Day 11 Dual Pointer (Simple)
The sword refers to Offer 18. Delete the node of the linked list
Topic description
给定单向链表的头指针和一个要删除的节点的值,定义一个函数删除该节点。
返回删除后的链表的头节点。
注意:此题对比原题有改动
示例 1:
输入: head = [4,5,1,9], val = 5
输出: [4,1,9]
解释: 给定你链表中值为 5 的第二个节点,那么在调用了你的函数之后,该链表应变为 4 -> 1 -> 9.
解释: 给定你链表中值为 5 的第二个节点,那么在调用了你的函数之后,该链表应变为 4 -> 1 -> 9.
示例 2:
输入: head = [4,5,1,9], val = 1
输出: [4,5,9]
解释: 给定你链表中值为 1 的第三个节点,那么在调用了你的函数之后,该链表应变为 4 -> 5 -> 9.
说明:
题目保证链表中节点的值互不相同
若使用 C 或 C++ 语言,你不需要 free 或 delete 被删除的节点
Topic ideas and codes
Problem- solving ideas:
In this question, deleting a node with a value of val needs to be divided into two steps: locating the node and modifying the reference.
Locate Node: Traverse the linked list until head.val == val and jump out to locate the target node.

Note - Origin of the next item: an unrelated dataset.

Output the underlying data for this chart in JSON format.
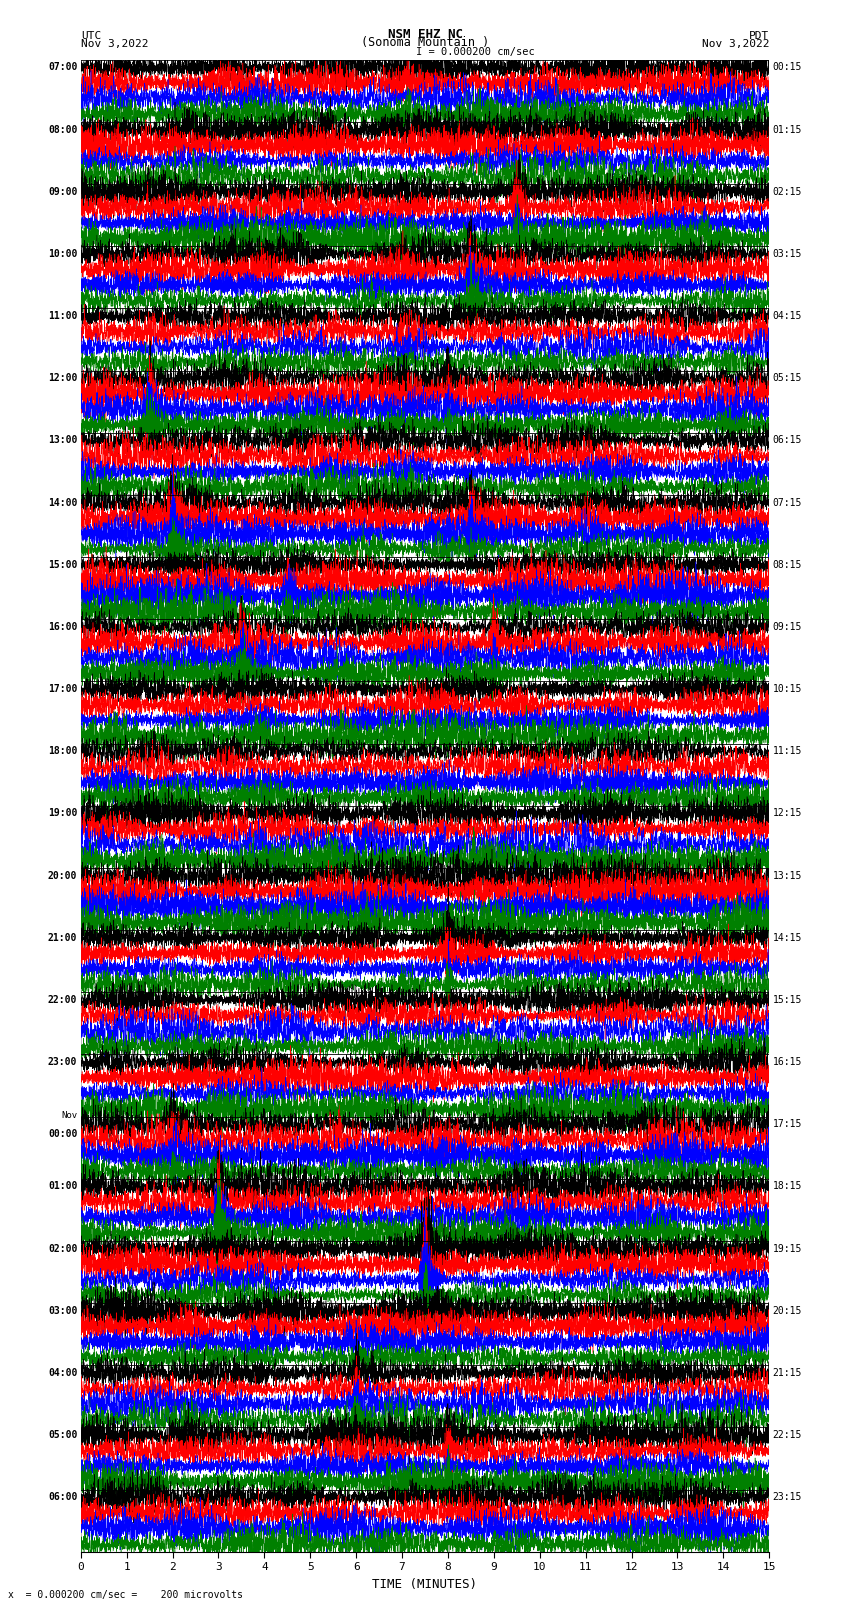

Modify the reference: Set the predecessor node of the node cur as pre, and the successor node as cur.next; then execute pre.next = cur.next to delete the cur node.
class Solution {
public:
ListNode* deleteNode(ListNode* head, int val) {
if(head->val==val)return head->next;
ListNode *L=head;
ListNode *p=head;
while(L){
p=L->next;
if(p){
if(p->val==val){
if(p->next!=NULL){
p = p->next;
L->next=p;
}else{
L->next=NULL;
}
}
L=L->next;
}else{
L = p;
}
}
return head;
}
};
The sword refers to Offer 22. The kth node from the bottom in the linked list
Topic description
输入一个链表,输出该链表中倒数第k个节点。为了符合大多数人的习惯,本题从1开始计数,即链表的尾节点是倒数第1个节点。

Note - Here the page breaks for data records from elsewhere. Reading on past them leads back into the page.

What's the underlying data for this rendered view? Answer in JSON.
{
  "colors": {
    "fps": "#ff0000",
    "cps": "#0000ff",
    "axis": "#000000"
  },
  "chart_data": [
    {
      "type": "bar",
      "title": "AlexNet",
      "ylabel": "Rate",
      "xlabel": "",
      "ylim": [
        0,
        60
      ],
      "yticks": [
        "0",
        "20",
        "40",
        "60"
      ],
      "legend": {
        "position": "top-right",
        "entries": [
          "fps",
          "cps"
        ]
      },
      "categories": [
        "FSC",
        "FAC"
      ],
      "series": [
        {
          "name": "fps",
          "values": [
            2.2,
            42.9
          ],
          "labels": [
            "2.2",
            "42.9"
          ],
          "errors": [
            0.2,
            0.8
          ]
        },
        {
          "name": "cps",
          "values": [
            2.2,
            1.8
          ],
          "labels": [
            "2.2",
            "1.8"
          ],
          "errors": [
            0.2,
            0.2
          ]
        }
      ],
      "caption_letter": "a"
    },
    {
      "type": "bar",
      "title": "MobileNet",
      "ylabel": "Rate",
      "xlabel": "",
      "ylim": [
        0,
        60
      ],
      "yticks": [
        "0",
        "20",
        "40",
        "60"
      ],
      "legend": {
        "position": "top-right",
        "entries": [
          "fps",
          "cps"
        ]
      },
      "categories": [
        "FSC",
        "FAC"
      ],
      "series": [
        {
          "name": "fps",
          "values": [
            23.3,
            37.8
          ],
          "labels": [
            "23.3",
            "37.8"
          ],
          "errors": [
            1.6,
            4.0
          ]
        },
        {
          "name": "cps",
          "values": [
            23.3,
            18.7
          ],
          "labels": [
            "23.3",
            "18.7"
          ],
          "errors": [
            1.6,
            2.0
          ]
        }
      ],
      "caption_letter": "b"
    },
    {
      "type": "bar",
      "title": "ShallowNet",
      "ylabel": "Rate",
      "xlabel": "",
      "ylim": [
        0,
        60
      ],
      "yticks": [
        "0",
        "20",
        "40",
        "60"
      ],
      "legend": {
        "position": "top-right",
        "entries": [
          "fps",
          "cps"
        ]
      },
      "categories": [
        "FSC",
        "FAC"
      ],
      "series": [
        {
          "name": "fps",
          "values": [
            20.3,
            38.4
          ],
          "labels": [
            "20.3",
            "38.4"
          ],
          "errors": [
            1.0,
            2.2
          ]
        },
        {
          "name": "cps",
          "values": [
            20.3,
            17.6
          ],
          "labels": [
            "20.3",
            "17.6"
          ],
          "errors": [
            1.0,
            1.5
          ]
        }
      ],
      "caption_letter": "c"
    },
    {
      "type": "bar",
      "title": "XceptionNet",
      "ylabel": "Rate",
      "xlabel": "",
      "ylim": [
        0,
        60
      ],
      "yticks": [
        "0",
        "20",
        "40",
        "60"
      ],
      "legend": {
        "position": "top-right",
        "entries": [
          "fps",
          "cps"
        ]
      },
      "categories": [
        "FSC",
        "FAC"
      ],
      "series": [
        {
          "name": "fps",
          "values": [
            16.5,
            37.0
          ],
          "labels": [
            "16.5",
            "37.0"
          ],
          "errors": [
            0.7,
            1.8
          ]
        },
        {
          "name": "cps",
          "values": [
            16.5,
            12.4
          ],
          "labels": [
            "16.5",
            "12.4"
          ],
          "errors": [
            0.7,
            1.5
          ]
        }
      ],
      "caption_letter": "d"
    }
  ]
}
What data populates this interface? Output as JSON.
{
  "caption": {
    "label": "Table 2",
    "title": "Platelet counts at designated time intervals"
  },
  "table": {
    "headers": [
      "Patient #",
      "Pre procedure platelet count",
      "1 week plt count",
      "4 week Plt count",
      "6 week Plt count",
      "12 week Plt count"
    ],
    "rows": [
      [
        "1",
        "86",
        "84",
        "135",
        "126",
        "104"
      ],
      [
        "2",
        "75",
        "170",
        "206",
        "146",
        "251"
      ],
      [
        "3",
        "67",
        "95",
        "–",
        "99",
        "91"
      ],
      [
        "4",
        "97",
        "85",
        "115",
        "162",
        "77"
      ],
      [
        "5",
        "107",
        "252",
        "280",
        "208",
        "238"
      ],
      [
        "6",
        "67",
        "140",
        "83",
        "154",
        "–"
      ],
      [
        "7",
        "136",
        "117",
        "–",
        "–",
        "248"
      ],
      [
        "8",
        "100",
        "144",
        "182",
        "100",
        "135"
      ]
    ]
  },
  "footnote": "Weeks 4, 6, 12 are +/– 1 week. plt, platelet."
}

例如,一个链表有 6 个节点,从头节点开始,它们的值依次是 1、2、3、4、5、6。这个链表的倒数第 3 个节点是值为 4 的节点。
示例:
给定一个链表: 1->2->3->4->5, 和 k = 2.
返回链表 4->5.
Topic ideas and codes
Ideas and Algorithms:
The simplest and most direct method is sequential search. Assuming that the length of the current linked list is nn, we know that the last kth node of the linked list is the positive number n - kn−kth node. At this time, we only need The n-kn−kth node of the linked list is traversed sequentially to the last kth node.

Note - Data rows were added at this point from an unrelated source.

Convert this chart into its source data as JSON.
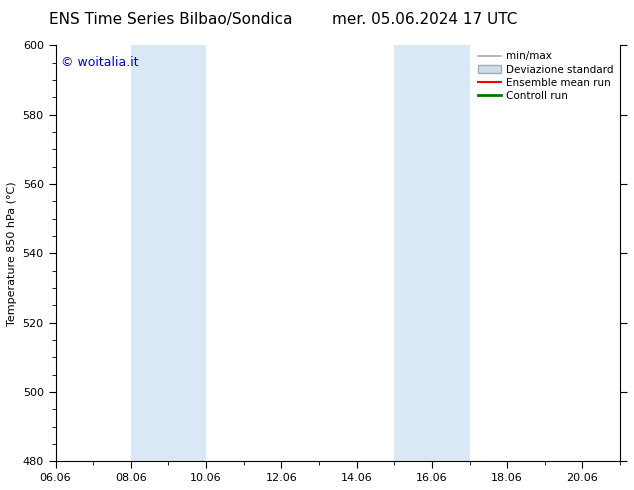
{
  "title": "ENS Time Series Bilbao/Sondica",
  "title2": "mer. 05.06.2024 17 UTC",
  "ylabel": "Temperature 850 hPa (°C)",
  "ylim": [
    480,
    600
  ],
  "yticks": [
    480,
    500,
    520,
    540,
    560,
    580,
    600
  ],
  "xlim": [
    0,
    15
  ],
  "xtick_labels": [
    "06.06",
    "08.06",
    "10.06",
    "12.06",
    "14.06",
    "16.06",
    "18.06",
    "20.06"
  ],
  "xtick_positions": [
    0,
    2,
    4,
    6,
    8,
    10,
    12,
    14
  ],
  "shaded_bands": [
    {
      "x_start": 2,
      "x_end": 4,
      "color": "#dae8f5"
    },
    {
      "x_start": 9,
      "x_end": 11,
      "color": "#dae8f5"
    }
  ],
  "watermark_text": "© woitalia.it",
  "watermark_color": "#0000cc",
  "watermark_fontsize": 9,
  "legend_items": [
    {
      "label": "min/max",
      "color": "#aaaaaa",
      "lw": 1.2,
      "style": "line"
    },
    {
      "label": "Deviazione standard",
      "color": "#ccddee",
      "edgecolor": "#aaaaaa",
      "style": "patch"
    },
    {
      "label": "Ensemble mean run",
      "color": "#ff0000",
      "lw": 1.5,
      "style": "line"
    },
    {
      "label": "Controll run",
      "color": "#007700",
      "lw": 2.0,
      "style": "line"
    }
  ],
  "bg_color": "#ffffff",
  "plot_bg_color": "#ffffff",
  "title_fontsize": 11,
  "axis_fontsize": 8,
  "tick_fontsize": 8,
  "legend_fontsize": 7.5
}
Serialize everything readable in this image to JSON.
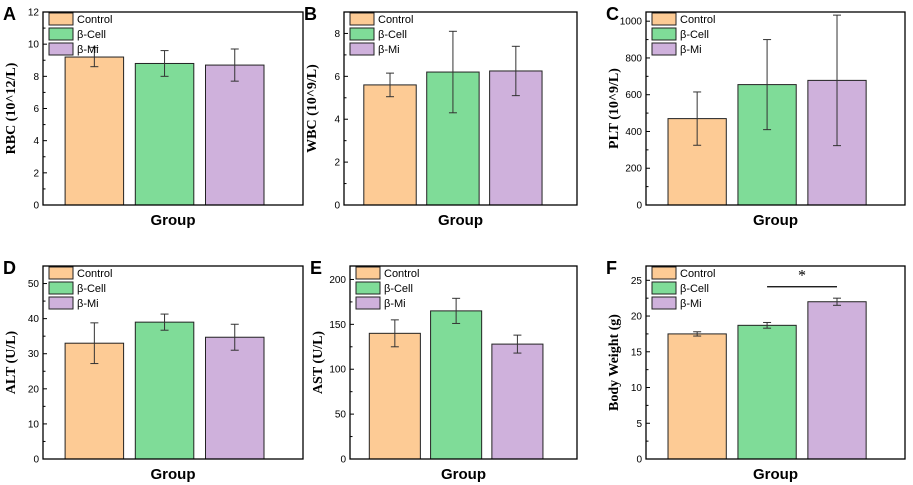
{
  "legend_labels": [
    "Control",
    "β-Cell",
    "β-Mi"
  ],
  "colors": {
    "Control": "#fdcb95",
    "β-Cell": "#7fdc98",
    "β-Mi": "#cfb1dc",
    "axis": "#000000"
  },
  "chart_data": [
    {
      "panel": "A",
      "type": "bar",
      "categories": [
        "Control",
        "β-Cell",
        "β-Mi"
      ],
      "values": [
        9.2,
        8.8,
        8.7
      ],
      "errors": [
        0.6,
        0.8,
        1.0
      ],
      "ylabel": "RBC (10^12/L)",
      "xlabel": "Group",
      "ylim": [
        0,
        12
      ],
      "yticks": [
        0,
        2,
        4,
        6,
        8,
        10,
        12
      ]
    },
    {
      "panel": "B",
      "type": "bar",
      "categories": [
        "Control",
        "β-Cell",
        "β-Mi"
      ],
      "values": [
        5.6,
        6.2,
        6.25
      ],
      "errors": [
        0.55,
        1.9,
        1.15
      ],
      "ylabel": "WBC (10^9/L)",
      "xlabel": "Group",
      "ylim": [
        0,
        9
      ],
      "yticks": [
        0,
        2,
        4,
        6,
        8
      ]
    },
    {
      "panel": "C",
      "type": "bar",
      "categories": [
        "Control",
        "β-Cell",
        "β-Mi"
      ],
      "values": [
        470,
        655,
        678
      ],
      "errors": [
        145,
        245,
        355
      ],
      "ylabel": "PLT (10^9/L)",
      "xlabel": "Group",
      "ylim": [
        0,
        1050
      ],
      "yticks": [
        0,
        200,
        400,
        600,
        800,
        1000
      ]
    },
    {
      "panel": "D",
      "type": "bar",
      "categories": [
        "Control",
        "β-Cell",
        "β-Mi"
      ],
      "values": [
        33,
        39,
        34.7
      ],
      "errors": [
        5.8,
        2.3,
        3.7
      ],
      "ylabel": "ALT (U/L)",
      "xlabel": "Group",
      "ylim": [
        0,
        55
      ],
      "yticks": [
        0,
        10,
        20,
        30,
        40,
        50
      ]
    },
    {
      "panel": "E",
      "type": "bar",
      "categories": [
        "Control",
        "β-Cell",
        "β-Mi"
      ],
      "values": [
        140,
        165,
        128
      ],
      "errors": [
        15,
        14,
        10
      ],
      "ylabel": "AST (U/L)",
      "xlabel": "Group",
      "ylim": [
        0,
        215
      ],
      "yticks": [
        0,
        50,
        100,
        150,
        200
      ]
    },
    {
      "panel": "F",
      "type": "bar",
      "categories": [
        "Control",
        "β-Cell",
        "β-Mi"
      ],
      "values": [
        17.5,
        18.7,
        22.0
      ],
      "errors": [
        0.3,
        0.4,
        0.5
      ],
      "ylabel": "Body Weight (g)",
      "xlabel": "Group",
      "ylim": [
        0,
        27
      ],
      "yticks": [
        0,
        5,
        10,
        15,
        20,
        25
      ],
      "significance": {
        "between": [
          "β-Cell",
          "β-Mi"
        ],
        "label": "*",
        "level": 24.1
      }
    }
  ]
}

We first find the length nn of the linked list, and then traverse to the n - kn−kth node of the linked list in order to return.
class Solution {
public:
ListNode* getKthFromEnd(ListNode* head, int k) {
int k1=num(head);
//cout<<k1<<endl;
int n=0;
ListNode *L=head,*p=head;
while(L){
n++;
p=L;
if(n==(k1-k)){
p=L->next;
return p;
//L->next=p->next;
}
L=L->next;
}
return head;
}
private:
int num(ListNode* head){
int nu=0;
ListNode *L=head;
while(L){
nu++;
L=L->next;
}
return nu;
}
};
Recommend to everyone
"If you are undecided, you can ask the spring breeze, and if the spring breeze does not speak, you will follow your heart" means: if you are hesitant about something, ask the spring breeze how to do it. . "When you are undecided, you can ask the spring breeze, and if the spring breeze does not speak, you will follow your heart." The sentence comes from the "Sword Comes" by the online writer "Fenghuo Opera Princes". The original text is: "If you are undecided, you can ask the spring breeze. Follow your heart".